Despite these high prices, first-time buyers made a slight comeback, accounting for 33% of April sales, up from 29% the previous year. However, the all-cash share of transactions remained relatively high at 28%.

Regionally, sales varied across different parts of the country. In the Northeast, sales fell by 4% compared to March and April of the previous year. The median price in the Northeast was $458,500, representing an 8.5% increase from the previous year. In the Midwest, sales dropped by 1% month-to-month and year-over-year, with a median price of $303,600, up 6% from the previous April. In the South, sales decreased by 1.6% from March and 3.1% from the previous year, with a median price of $366,200, up 3.7% from the previous year. Finally, in the West, sales declined by 2.6% compared to the previous month but increased by 1.3% compared to the previous year. The median price in the West was $629,600, representing a significant increase of 9.3% from April of the previous year.

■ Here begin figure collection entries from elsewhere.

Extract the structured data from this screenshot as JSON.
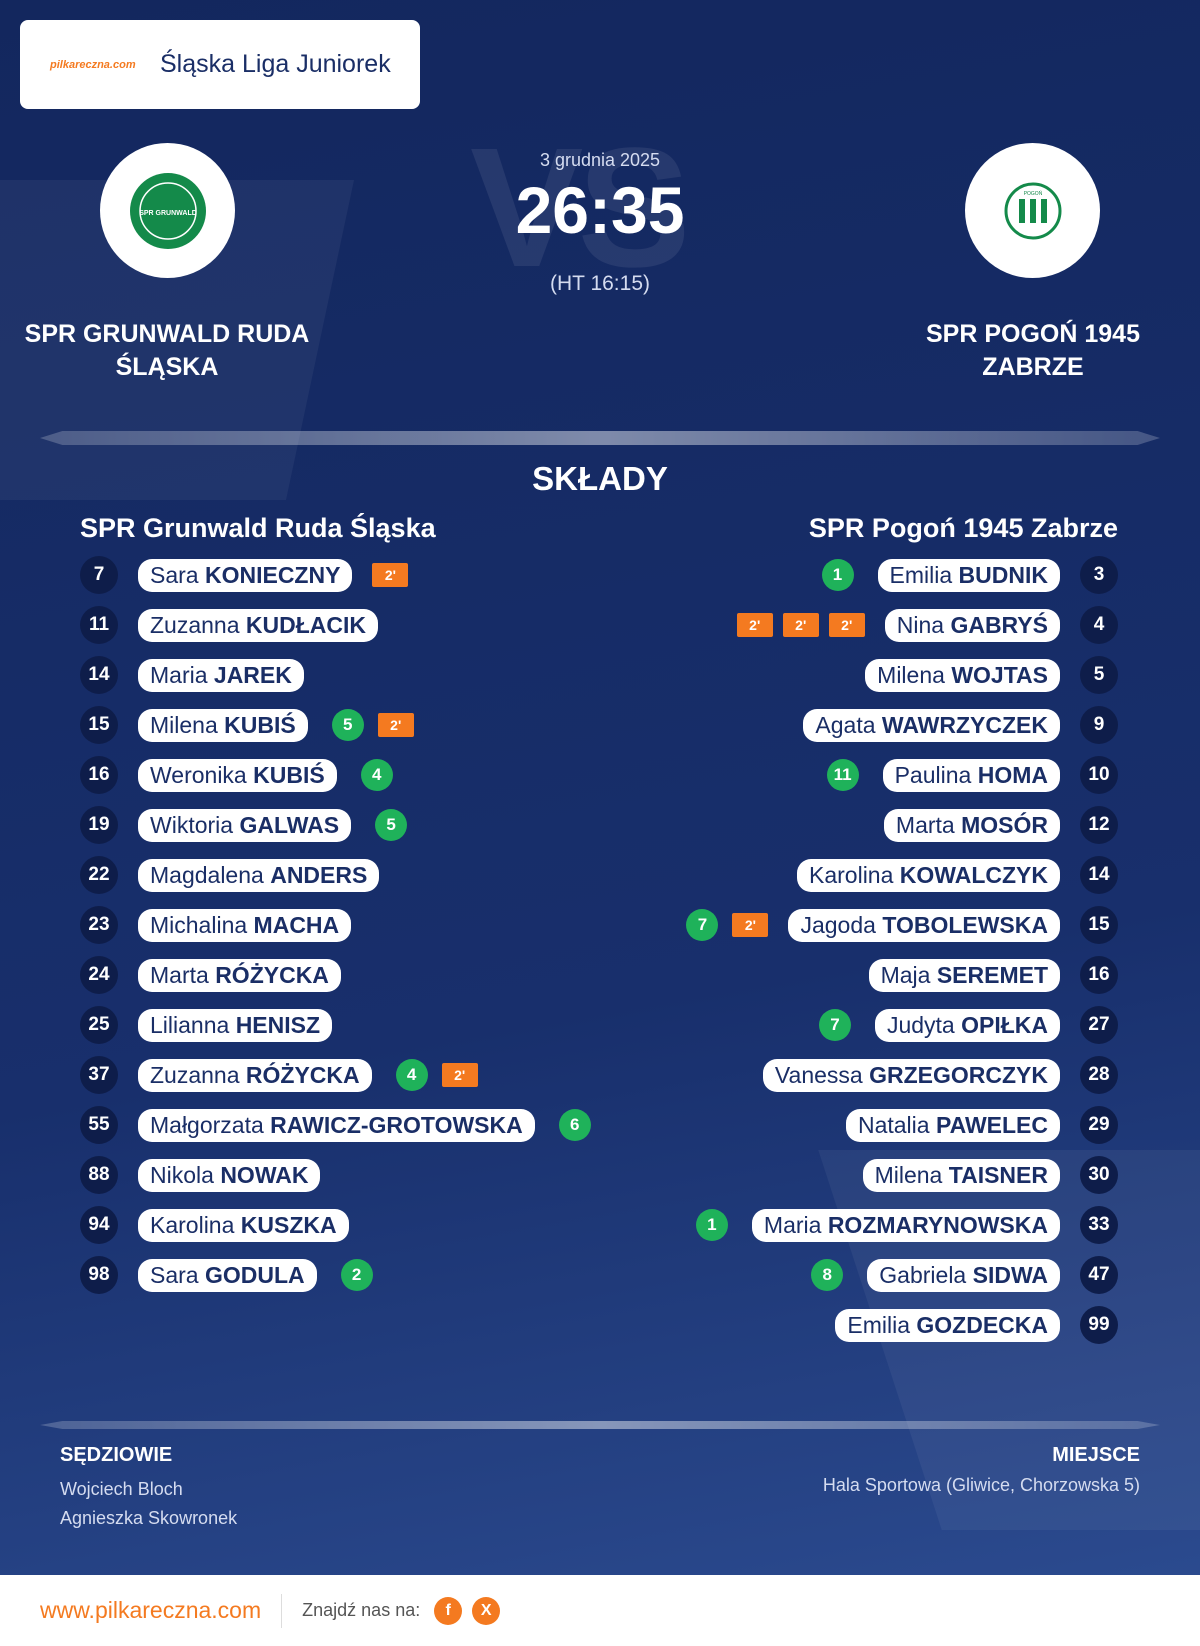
{
  "header": {
    "league": "Śląska Liga Juniorek",
    "logo_text": "pilkareczna",
    "logo_sub": ".com",
    "date": "3 grudnia 2025",
    "score": "26:35",
    "halftime": "(HT 16:15)",
    "watermark": "VS"
  },
  "home": {
    "name": "SPR GRUNWALD RUDA ŚLĄSKA",
    "logo_text": "SPR GRUNWALD"
  },
  "away": {
    "name": "SPR POGOŃ 1945 ZABRZE",
    "logo_text": "POGOŃ"
  },
  "lineups": {
    "title": "SKŁADY",
    "home": {
      "team": "SPR Grunwald Ruda Śląska",
      "players": [
        {
          "number": 7,
          "first": "Sara",
          "last": "KONIECZNY",
          "penalties": [
            "2'"
          ]
        },
        {
          "number": 11,
          "first": "Zuzanna",
          "last": "KUDŁACIK"
        },
        {
          "number": 14,
          "first": "Maria",
          "last": "JAREK"
        },
        {
          "number": 15,
          "first": "Milena",
          "last": "KUBIŚ",
          "goals": 5,
          "penalties": [
            "2'"
          ]
        },
        {
          "number": 16,
          "first": "Weronika",
          "last": "KUBIŚ",
          "goals": 4
        },
        {
          "number": 19,
          "first": "Wiktoria",
          "last": "GALWAS",
          "goals": 5
        },
        {
          "number": 22,
          "first": "Magdalena",
          "last": "ANDERS"
        },
        {
          "number": 23,
          "first": "Michalina",
          "last": "MACHA"
        },
        {
          "number": 24,
          "first": "Marta",
          "last": "RÓŻYCKA"
        },
        {
          "number": 25,
          "first": "Lilianna",
          "last": "HENISZ"
        },
        {
          "number": 37,
          "first": "Zuzanna",
          "last": "RÓŻYCKA",
          "goals": 4,
          "penalties": [
            "2'"
          ]
        },
        {
          "number": 55,
          "first": "Małgorzata",
          "last": "RAWICZ-GROTOWSKA",
          "goals": 6
        },
        {
          "number": 88,
          "first": "Nikola",
          "last": "NOWAK"
        },
        {
          "number": 94,
          "first": "Karolina",
          "last": "KUSZKA"
        },
        {
          "number": 98,
          "first": "Sara",
          "last": "GODULA",
          "goals": 2
        }
      ]
    },
    "away": {
      "team": "SPR Pogoń 1945 Zabrze",
      "players": [
        {
          "number": 3,
          "first": "Emilia",
          "last": "BUDNIK",
          "goals": 1
        },
        {
          "number": 4,
          "first": "Nina",
          "last": "GABRYŚ",
          "penalties": [
            "2'",
            "2'",
            "2'"
          ]
        },
        {
          "number": 5,
          "first": "Milena",
          "last": "WOJTAS"
        },
        {
          "number": 9,
          "first": "Agata",
          "last": "WAWRZYCZEK"
        },
        {
          "number": 10,
          "first": "Paulina",
          "last": "HOMA",
          "goals": 11
        },
        {
          "number": 12,
          "first": "Marta",
          "last": "MOSÓR"
        },
        {
          "number": 14,
          "first": "Karolina",
          "last": "KOWALCZYK"
        },
        {
          "number": 15,
          "first": "Jagoda",
          "last": "TOBOLEWSKA",
          "goals": 7,
          "penalties": [
            "2'"
          ]
        },
        {
          "number": 16,
          "first": "Maja",
          "last": "SEREMET"
        },
        {
          "number": 27,
          "first": "Judyta",
          "last": "OPIŁKA",
          "goals": 7
        },
        {
          "number": 28,
          "first": "Vanessa",
          "last": "GRZEGORCZYK"
        },
        {
          "number": 29,
          "first": "Natalia",
          "last": "PAWELEC"
        },
        {
          "number": 30,
          "first": "Milena",
          "last": "TAISNER"
        },
        {
          "number": 33,
          "first": "Maria",
          "last": "ROZMARYNOWSKA",
          "goals": 1
        },
        {
          "number": 47,
          "first": "Gabriela",
          "last": "SIDWA",
          "goals": 8
        },
        {
          "number": 99,
          "first": "Emilia",
          "last": "GOZDECKA"
        }
      ]
    }
  },
  "officials": {
    "label": "SĘDZIOWIE",
    "names": [
      "Wojciech Bloch",
      "Agnieszka Skowronek"
    ]
  },
  "venue": {
    "label": "MIEJSCE",
    "name": "Hala Sportowa (Gliwice, Chorzowska 5)"
  },
  "footer": {
    "website": "www.pilkareczna.com",
    "follow": "Znajdź nas na:",
    "social": [
      "f",
      "X"
    ]
  }
}
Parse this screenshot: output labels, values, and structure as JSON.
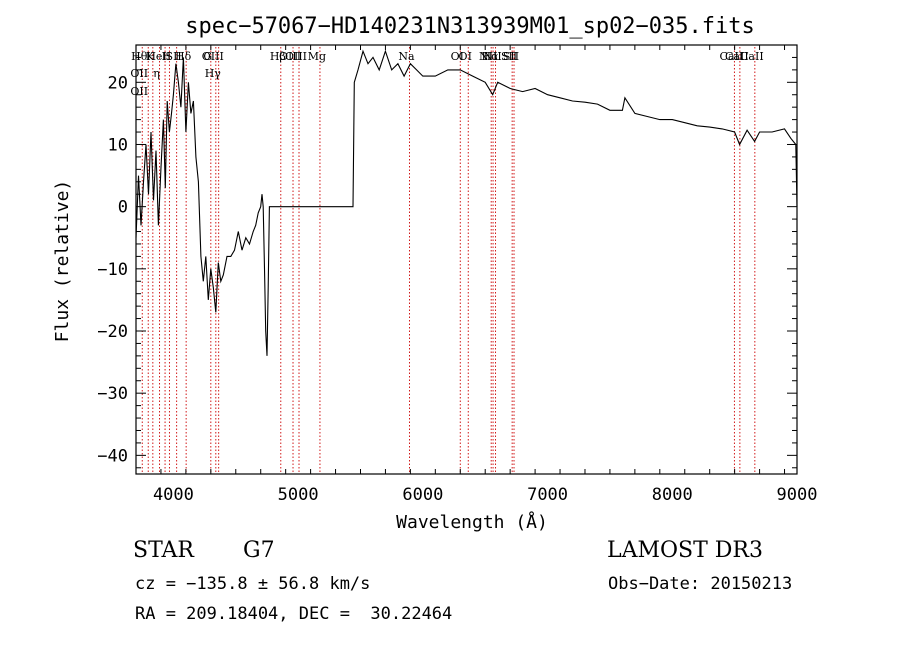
{
  "chart_data": {
    "type": "line",
    "title": "spec−57067−HD140231N313939M01_sp02−035.fits",
    "xlabel": "Wavelength (Å)",
    "ylabel": "Flux (relative)",
    "xlim": [
      3700,
      9000
    ],
    "ylim": [
      -43,
      26
    ],
    "x_ticks": [
      4000,
      5000,
      6000,
      7000,
      8000,
      9000
    ],
    "y_ticks": [
      -40,
      -30,
      -20,
      -10,
      0,
      10,
      20
    ],
    "grid": false,
    "line_color": "#000000",
    "marker_color": "#cc0000",
    "series": [
      {
        "x": [
          3700,
          3720,
          3740,
          3760,
          3780,
          3800,
          3820,
          3840,
          3860,
          3880,
          3900,
          3920,
          3935,
          3950,
          3968,
          3985,
          4000,
          4020,
          4040,
          4060,
          4080,
          4100,
          4120,
          4140,
          4160,
          4180,
          4200,
          4220,
          4240,
          4260,
          4280,
          4300,
          4320,
          4340,
          4360,
          4380,
          4400,
          4430,
          4460,
          4490,
          4520,
          4550,
          4580,
          4610,
          4640,
          4660,
          4680,
          4700,
          4710,
          4720,
          4730,
          4740,
          4750,
          4760,
          4770,
          5440,
          5450,
          5480,
          5520,
          5560,
          5600,
          5650,
          5700,
          5750,
          5800,
          5850,
          5900,
          5950,
          6000,
          6100,
          6200,
          6300,
          6400,
          6500,
          6560,
          6600,
          6700,
          6800,
          6900,
          7000,
          7100,
          7200,
          7300,
          7400,
          7500,
          7600,
          7620,
          7700,
          7800,
          7900,
          8000,
          8100,
          8200,
          8300,
          8400,
          8500,
          8540,
          8600,
          8660,
          8700,
          8800,
          8900,
          8950,
          8990,
          9000
        ],
        "y": [
          -5,
          5,
          -3,
          4,
          10,
          2,
          12,
          1,
          9,
          -3,
          6,
          14,
          3,
          17,
          12,
          15,
          18,
          23,
          20,
          16,
          24,
          12,
          20,
          15,
          17,
          8,
          4,
          -8,
          -12,
          -8,
          -15,
          -10,
          -13,
          -17,
          -9,
          -12,
          -11,
          -8,
          -8,
          -7,
          -4,
          -7,
          -5,
          -6,
          -4,
          -3,
          -1,
          0,
          2,
          0,
          -10,
          -20,
          -24,
          -13,
          0,
          0,
          20,
          22,
          25,
          23,
          24,
          22,
          25,
          22,
          23,
          21,
          23,
          22,
          21,
          21,
          22,
          22,
          21,
          20,
          18,
          20,
          19,
          18.5,
          19,
          18,
          17.5,
          17,
          16.8,
          16.5,
          15.5,
          15.5,
          17.5,
          15,
          14.5,
          14,
          14,
          13.5,
          13,
          12.8,
          12.5,
          12,
          10,
          12.3,
          10.5,
          12,
          12,
          12.5,
          11,
          10,
          0
        ]
      }
    ],
    "line_markers": [
      {
        "w": 3750,
        "labels": [
          "Hθ",
          "OII",
          "OII"
        ]
      },
      {
        "w": 3798,
        "labels": []
      },
      {
        "w": 3835,
        "labels": [
          "K"
        ]
      },
      {
        "w": 3889,
        "labels": [
          "HeI",
          "η"
        ]
      },
      {
        "w": 3933,
        "labels": []
      },
      {
        "w": 3968,
        "labels": [
          "H"
        ]
      },
      {
        "w": 4026,
        "labels": [
          "SII"
        ]
      },
      {
        "w": 4102,
        "labels": [
          "Hδ"
        ]
      },
      {
        "w": 4300,
        "labels": [
          "G"
        ]
      },
      {
        "w": 4340,
        "labels": [
          "OIII",
          "Hγ"
        ]
      },
      {
        "w": 4363,
        "labels": []
      },
      {
        "w": 4861,
        "labels": [
          "Hβ"
        ]
      },
      {
        "w": 4959,
        "labels": [
          "OIII"
        ]
      },
      {
        "w": 5007,
        "labels": [
          "OIII"
        ]
      },
      {
        "w": 5175,
        "labels": [
          "Mg"
        ]
      },
      {
        "w": 5893,
        "labels": [
          "Na"
        ]
      },
      {
        "w": 6300,
        "labels": [
          "OI"
        ]
      },
      {
        "w": 6364,
        "labels": [
          "OI"
        ]
      },
      {
        "w": 6548,
        "labels": [
          "NII"
        ]
      },
      {
        "w": 6563,
        "labels": [
          "Hα"
        ]
      },
      {
        "w": 6583,
        "labels": [
          "NII"
        ]
      },
      {
        "w": 6716,
        "labels": [
          "SII"
        ]
      },
      {
        "w": 6731,
        "labels": [
          "SII"
        ]
      },
      {
        "w": 8498,
        "labels": [
          "CaII"
        ]
      },
      {
        "w": 8542,
        "labels": [
          "CaII"
        ]
      },
      {
        "w": 8662,
        "labels": [
          "CaII"
        ]
      }
    ]
  },
  "info": {
    "object_class": "STAR",
    "subclass": "G7",
    "survey": "LAMOST DR3",
    "velocity": "cz = −135.8 ± 56.8 km/s",
    "obs_date": "Obs−Date: 20150213",
    "coordinates": "RA = 209.18404, DEC =  30.22464"
  }
}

In conclusion, the decline in sales of previously owned homes in April can be attributed to the increase in mortgage rates and the tight supply of homes. These factors have led to a decrease in buyer demand and an increase in home prices. However, there were variations in sales based on price range, with high-end homes experiencing a surge in sales. The regional differences in sales and prices also highlight the varying dynamics of the housing market across different parts of the country.